Es'ad Hoca Birinci Türkiye
Büyük Millet Meclisine Aydın mebûsu olarak
seçildi. İkinci devrede ise, Menteşe (Muğla) Mebûsu oldu. O
gerçekleştirilmesi için üç sene milletçe yekvücut bir halde ve
fedâkârca çalışılan Mîsâk-ı Millî'nin tescil ettirilmesini cânu
gönülden arzuluyordu. Ancak Lozan heyetinin bu gâyeden uzak
faâliyetlerini görünce, şiddetli tenkitlerde bulundu. Mecliste
muâhedeye red anlamına gelen kırmızı oy verdi. Bilhassa Batı Trakya
Türklerinin mukaddesâtı üzerindeki tâvizkâr politikayı tenkîd eden
Es'ad Hoca, yaptığı konuşmada; "Ben Yunan palikaryalarını bilirim.

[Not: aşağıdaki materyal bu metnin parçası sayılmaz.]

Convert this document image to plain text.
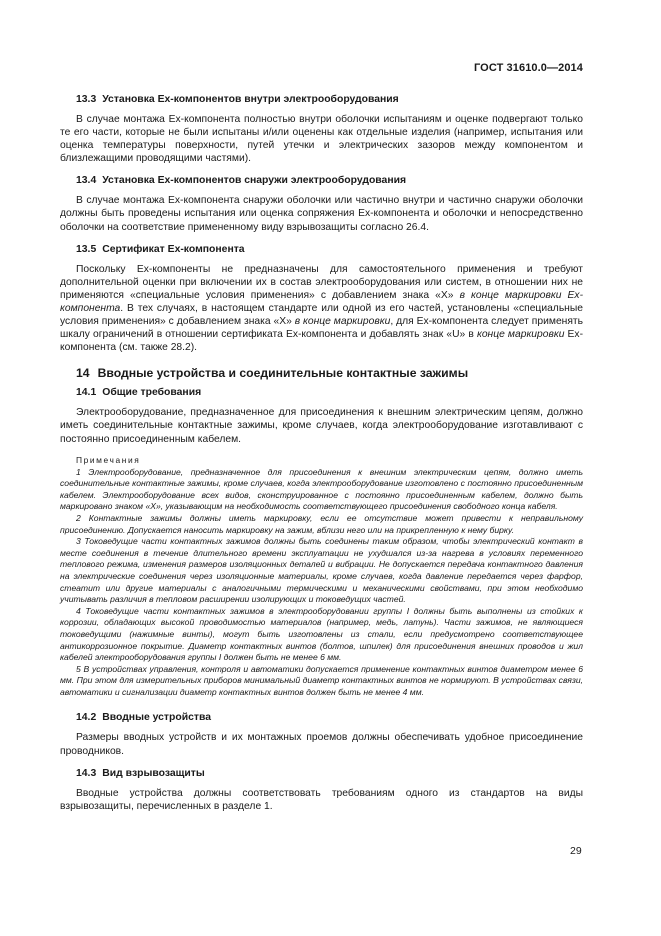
ГОСТ 31610.0—2014
13.3 Установка Ех-компонентов внутри электрооборудования

В случае монтажа Ех-компонента полностью внутри оболочки испытаниям и оценке подвергают только те его части, которые не были испытаны и/или оценены как отдельные изделия (например, испытания или оценка температуры поверхности, путей утечки и электрических зазоров между компонентом и близлежащими проводящими частями).

13.4 Установка Ех-компонентов снаружи электрооборудования

В случае монтажа Ех-компонента снаружи оболочки или частично внутри и частично снаружи оболочки должны быть проведены испытания или оценка сопряжения Ех-компонента и оболочки и непосредственно оболочки на соответствие примененному виду взрывозащиты согласно 26.4.

13.5 Сертификат Ех-компонента

Поскольку Ех-компоненты не предназначены для самостоятельного применения и требуют дополнительной оценки при включении их в состав электрооборудования или систем, в отношении них не применяются «специальные условия применения» с добавлением знака «X» в конце маркировки Ex-компонента. В тех случаях, в настоящем стандарте или одной из его частей, установлены «специальные условия применения» с добавлением знака «X» в конце маркировки, для Ех-компонента следует применять шкалу ограничений в отношении сертификата Ех-компонента и добавлять знак «U» в конце маркировки Ex-компонента (см. также 28.2).

14 Вводные устройства и соединительные контактные зажимы
14.1 Общие требования

Электрооборудование, предназначенное для присоединения к внешним электрическим цепям, должно иметь соединительные контактные зажимы, кроме случаев, когда электрооборудование изготавливают с постоянно присоединенным кабелем.

Примечания

1 Электрооборудование, предназначенное для присоединения к внешним электрическим цепям, должно иметь соединительные контактные зажимы, кроме случаев, когда электрооборудование изготовлено с постоянно присоединенным кабелем. Электрооборудование всех видов, сконструированное с постоянно присоединенным кабелем, должно быть маркировано знаком «X», указывающим на необходимость соответствующего присоединения свободного конца кабеля.

2 Контактные зажимы должны иметь маркировку, если ее отсутствие может привести к неправильному присоединению. Допускается наносить маркировку на зажим, вблизи него или на прикрепленную к нему бирку.

3 Токоведущие части контактных зажимов должны быть соединены таким образом, чтобы электрический контакт в месте соединения в течение длительного времени эксплуатации не ухудшался из-за нагрева в условиях переменного теплового режима, изменения размеров изоляционных деталей и вибрации. Не допускается передача контактного давления на электрические соединения через изоляционные материалы, кроме случаев, когда давление передается через фарфор, стеатит или другие материалы с аналогичными термическими и механическими свойствами, при этом необходимо учитывать различия в тепловом расширении изолирующих и токоведущих частей.

4 Токоведущие части контактных зажимов в электрооборудовании группы I должны быть выполнены из стойких к коррозии, обладающих высокой проводимостью материалов (например, медь, латунь). Части зажимов, не являющиеся токоведущими (нажимные винты), могут быть изготовлены из стали, если предусмотрено соответствующее антикоррозионное покрытие. Диаметр контактных винтов (болтов, шпилек) для присоединения внешних проводов и жил кабелей электрооборудования группы I должен быть не менее 6 мм.

5 В устройствах управления, контроля и автоматики допускается применение контактных винтов диаметром менее 6 мм. При этом для измерительных приборов минимальный диаметр контактных винтов не нормируют. В устройствах связи, автоматики и сигнализации диаметр контактных винтов должен быть не менее 4 мм.

14.2 Вводные устройства

Размеры вводных устройств и их монтажных проемов должны обеспечивать удобное присоединение проводников.

14.3 Вид взрывозащиты

Вводные устройства должны соответствовать требованиям одного из стандартов на виды взрывозащиты, перечисленных в разделе 1.

29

Onlara teslim ettiğiniz Türklerden birgün gelecek; bir torba kemik bile
alamayacaksınız." dedikten sonra, Mora veGirid gibi yerlerde bunun
misâllerini nakletti.
Es'ad Hocanın, Kurtuluş
Savaşı devresinde kaleme aldığı broşüründen
başka birkaç küçük kitabı daha vardır. Bunlar: Ah Aydın (Şiir
şeklinde beyannâme), Verin Zavallılara ve Hilâl-i Ahmer'dir.
Soyadı kanununun çıkmasından
sonra "İleri" soyadını alan Esad Hoca,
1927'den sonra meclise girmeyerek İzmir'in Torbalı kazâsına yerleşti.
Burada bir kenara çekilerek ibâdet ve zikirle münzevî bir hayat yaşadı.
Zaman zaman İzmir'in muhtelif câmilerinde halka vâzlar vererek dînî
duygularını kuvvetlendirmeye çalıştı. Onlara devamlı olarak çocuklarına
din bilgilerini vermeleri için nasihatlar ederdi. 15 Nisan 1957
târihinde İzmir'in Kestane Pazarı Câmisinde vâz vermeye giderken
geçirdiği trafik kazâsı sonucu vefât etti.